Gettysburg is known as the Turning Point in the Civil War, the time when the Army of the Potomac came to the realization that Robert E. Lee could be defeated. What an opportunity to walk the ground and stand in the battle positions of the units that stumbled into one of the most significant battles of the Civil War. The three days of battle took place from July 1-3, 1893, when Robert E. Lee moved the Army of Northern Virginia north to threaten the Union Capital. We arrived at the Artillery Ridge Campground around 2:00 on Wednesday and immediately took a Ranger-led presentation of the third day of the battle.
This was the day General Longstreet led a final attack, now known as “Pickett’s Charge,” that almost broke the Union line. From that day on, Lee was forced to fight a defensive battle, until he surrendered at Appomattox. The next day we started at the Visitor Center watching a brief film and the Cyclodrama, a 3600painting of the battle. From there we went to Little Round Top for another Ranger-led program on what is one of the best known (and my favorite) story of Gettysburg, the action of Colonel Joshua Chamberlain and the 20th Maine on the second day of the battle.

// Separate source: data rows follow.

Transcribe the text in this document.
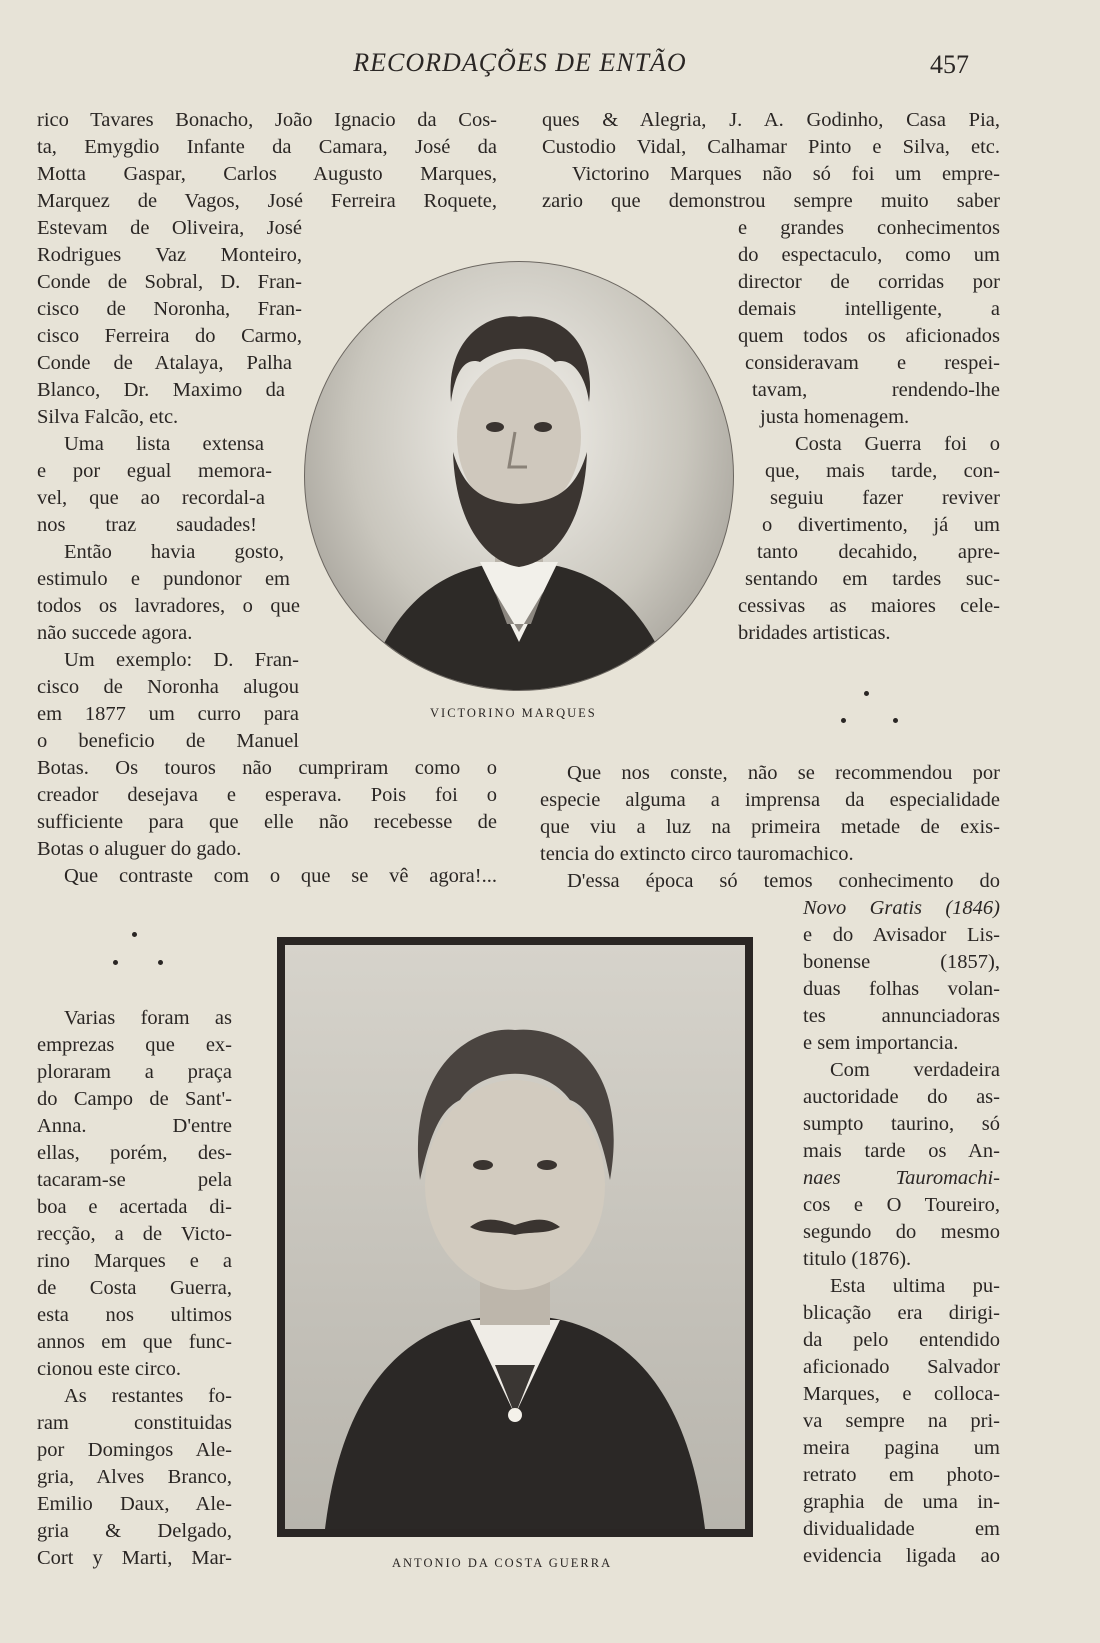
RECORDAÇÕES DE ENTÃO	457
VICTORINO MARQUES
ANTONIO DA COSTA GUERRA
rico Tavares Bonacho, João Ignacio da Cos-
ta, Emygdio Infante da Camara, José da
Motta Gaspar, Carlos Augusto Marques,
Marquez de Vagos, José Ferreira Roquete,
Estevam de Oliveira, José
Rodrigues Vaz Monteiro,
Conde de Sobral, D. Fran-
cisco de Noronha, Fran-
cisco Ferreira do Carmo,
Conde de Atalaya, Palha
Blanco, Dr. Maximo da
Silva Falcão, etc.
Uma lista extensa
e por egual memora-
vel, que ao recordal-a
nos traz saudades!
Então havia gosto,
estimulo e pundonor em
todos os lavradores, o que
não succede agora.
Um exemplo: D. Fran-
cisco de Noronha alugou
em 1877 um curro para
o beneficio de Manuel
Botas. Os touros não cumpriram como o
creador desejava e esperava. Pois foi o
sufficiente para que elle não recebesse de
Botas o aluguer do gado.
Que contraste com o que se vê agora!...
ques & Alegria, J. A. Godinho, Casa Pia,
Custodio Vidal, Calhamar Pinto e Silva, etc.
Victorino Marques não só foi um empre-
zario que demonstrou sempre muito saber
e grandes conhecimentos
do espectaculo, como um
director de corridas por
demais intelligente, a
quem todos os aficionados
consideravam e respei-
tavam, rendendo-lhe
justa homenagem.
Costa Guerra foi o
que, mais tarde, con-
seguiu fazer reviver
o divertimento, já um
tanto decahido, apre-
sentando em tardes suc-
cessivas as maiores cele-
bridades artisticas.
Que nos conste, não se recommendou por
especie alguma a imprensa da especialidade
que viu a luz na primeira metade de exis-
tencia do extincto circo tauromachico.
D'essa época só temos conhecimento do
Novo Gratis (1846)
e do Avisador Lis-
bonense (1857),
duas folhas volan-
tes annunciadoras
e sem importancia.
Com verdadeira
auctoridade do as-
sumpto taurino, só
mais tarde os An-
naes Tauromachi-
cos e O Toureiro,
segundo do mesmo
titulo (1876).
Esta ultima pu-
blicação era dirigi-
da pelo entendido
aficionado Salvador
Marques, e colloca-
va sempre na pri-
meira pagina um
retrato em photo-
graphia de uma in-
dividualidade em
evidencia ligada ao
Varias foram as
emprezas que ex-
ploraram a praça
do Campo de Sant'-
Anna. D'entre
ellas, porém, des-
tacaram-se pela
boa e acertada di-
recção, a de Victo-
rino Marques e a
de Costa Guerra,
esta nos ultimos
annos em que func-
cionou este circo.
As restantes fo-
ram constituidas
por Domingos Ale-
gria, Alves Branco,
Emilio Daux, Ale-
gria & Delgado,
Cort y Marti, Mar-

Friday we headed further South and camped at the RV park of Fort A.P. Hill, near Fredericksburg. By this time Pat’s battlefield tour “fun meter” was about maxed out so Saturday saw Bob touring the battlefield at Fredericksburg by himself.
Fredericksburg was one of the bloodiest battles of the Civil War. General Ambrose Burnside’s Army of the Potomac attacked across a mile and a half of open fields against Lee’s Confederates who were protected by a sunken road.
It has been said that war brings out the best and the worse of men. At Fredericksburg it brought out the best of men in Sergeant Richard Kirkland, known as the “Angel of the Marye’s Heights.” Hearing the Union wounded moaning as they suffered in the field, Sergeant Kirkland gathered a bunch of canteens, jumped over the stone wall of the sunken road. Risking his life, he moved among the wounded, propping them on the knapsacks and giving them water. Union sharpshooters first thought he was stealing from the wounded and tried to kill him, but once they realized what he was about, withheld their fire. Sergeant Kirkland survived Fredericksburg and Gettysburg, and was promoted to Lieutenant, but was killed at Chickamauga.
Later, back at the campground, Bob did some maintenance on the trailer and we head for Raleigh, NC on Sunday morning.